Je n’ai jamais été ovationné comme à Gaziantepspor

 » Il faut vivre le football au quotidien en Turquie : c’est unique. En tant que joueur, je me suis mesuré à Fenerbahçe avec Anderlecht en Coupe des Champions en 1965-1966 (0-0 à Istanbul, 5-1 chez nous) et on devinait déjà que ce pays ne tarderait pas à devenir une puissance du football. A cette époque, j’ignorais qu’on me verrait un jour dans un training de coach à Ankara. J’avais entendu parler de cette ville grâce aux reportages de Luc Varenne à la RTBF radio. Après avoir quitté Seraing en 1995, j’ai été contacté par un ami d’enfance d’origine turque de mon fils, Stéphane. Il me parla de Gençlerbirligi d’Ankara. C’est le club de l’élite de la capitale turque et le président était intéressé par mon parcours sérésien, évidemment, mais surtout par mon acquis lillois. Gençlerbirligi entendait ériger un centre de formation et j’y ai apporté des idées françaises. Ce club s’est très vite doté d’un outil de travail exceptionnel. L’argent ne pose pas un gros problème dans les clubs turcs qui appartiennent généralement à des capitaines d’industries. A peine arrivé à Ankara, j’avais oublié mon portefeuille sur le toit d’une voiture. Un passant a attendu plus d’une heure, le temps que je revienne, pour me rendre mon bien.
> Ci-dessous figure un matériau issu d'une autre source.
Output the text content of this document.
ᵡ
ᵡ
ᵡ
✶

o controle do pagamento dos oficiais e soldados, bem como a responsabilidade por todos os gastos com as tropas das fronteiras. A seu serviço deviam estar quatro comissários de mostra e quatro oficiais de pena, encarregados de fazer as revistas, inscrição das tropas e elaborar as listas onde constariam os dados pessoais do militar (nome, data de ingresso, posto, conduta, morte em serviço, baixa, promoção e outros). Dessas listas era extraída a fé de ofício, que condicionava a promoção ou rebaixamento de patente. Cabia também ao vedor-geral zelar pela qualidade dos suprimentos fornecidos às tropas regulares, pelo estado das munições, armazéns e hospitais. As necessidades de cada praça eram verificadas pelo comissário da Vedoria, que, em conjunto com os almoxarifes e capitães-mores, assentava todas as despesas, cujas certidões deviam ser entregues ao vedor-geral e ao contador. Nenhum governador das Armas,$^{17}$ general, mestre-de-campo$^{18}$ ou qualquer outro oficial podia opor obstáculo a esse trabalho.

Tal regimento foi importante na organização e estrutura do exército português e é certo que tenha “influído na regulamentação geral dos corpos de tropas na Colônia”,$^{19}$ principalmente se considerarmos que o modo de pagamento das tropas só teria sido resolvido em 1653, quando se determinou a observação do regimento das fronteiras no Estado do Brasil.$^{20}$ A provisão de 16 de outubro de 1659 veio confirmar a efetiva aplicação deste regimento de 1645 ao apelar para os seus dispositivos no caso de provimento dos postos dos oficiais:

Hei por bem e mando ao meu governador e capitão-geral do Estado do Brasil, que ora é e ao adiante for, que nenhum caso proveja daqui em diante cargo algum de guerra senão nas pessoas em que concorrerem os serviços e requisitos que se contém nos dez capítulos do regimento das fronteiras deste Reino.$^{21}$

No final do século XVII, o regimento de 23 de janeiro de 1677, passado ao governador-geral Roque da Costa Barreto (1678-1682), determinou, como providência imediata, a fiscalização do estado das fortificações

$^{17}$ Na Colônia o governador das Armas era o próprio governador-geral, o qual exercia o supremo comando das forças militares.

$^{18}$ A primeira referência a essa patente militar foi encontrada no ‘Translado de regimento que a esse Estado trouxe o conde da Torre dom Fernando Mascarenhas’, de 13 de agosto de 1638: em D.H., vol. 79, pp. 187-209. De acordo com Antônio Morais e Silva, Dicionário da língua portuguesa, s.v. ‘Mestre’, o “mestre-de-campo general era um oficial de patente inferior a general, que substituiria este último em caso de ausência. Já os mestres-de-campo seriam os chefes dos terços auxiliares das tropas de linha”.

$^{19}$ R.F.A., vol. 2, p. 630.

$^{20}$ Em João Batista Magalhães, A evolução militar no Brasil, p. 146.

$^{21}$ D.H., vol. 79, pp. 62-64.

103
Je suis resté une saison à Gençlerbirligi que j’ai qualifié, comme mon prédécesseur, pour la Coupe Intertoto.

Ma demande d’augmentation salariale ayant été refusée, je me suis retrouvé un an plus tard à Gaziantepspor, dans le sud-est de l’Anatolie. L’ambiance était différente mais intéressante, dans une région plus calme qu’à Ankara. J’y ai fait venir Yaw Preko, Isaias, DésiréMbonabucya, etc. Débauché à Anderlecht, Preko avait été acquis pour un million de dollars. Et il se débrouilla bien en Turquie. Notre début de championnat fut bon et on me parla durant cette série d’une tradition régionale. Après la première défaite, les supporters sacrifiaient toujours un mouton pour conjurer le sort. Et c’est qui est arrivé au bout de cinq rencontres. J’ai traversé le stade et un supporter me marqua le front avec le sang de l’animal qui venait d’être immolé. J’ai tout vécu et remporté de nombreux succès au cours de ma carrière. J’ai eu droit à pas mal d’acclamations mais je n’ai jamais été ovationné comme ce soir-là à Gaziantep-spor. Les supporters avaient apprécié que je partage avec eux une de leurs coutumes. Je garde un grand souvenir des matches disputés à Fenerbahçe, Galatasaray ou Besiktas. Mais il ne faut pas oublier l’essentiel : si le football vibre à ce point là-bas, c’est d’abord parce que les grands joueurs turcs sont nombreux.  »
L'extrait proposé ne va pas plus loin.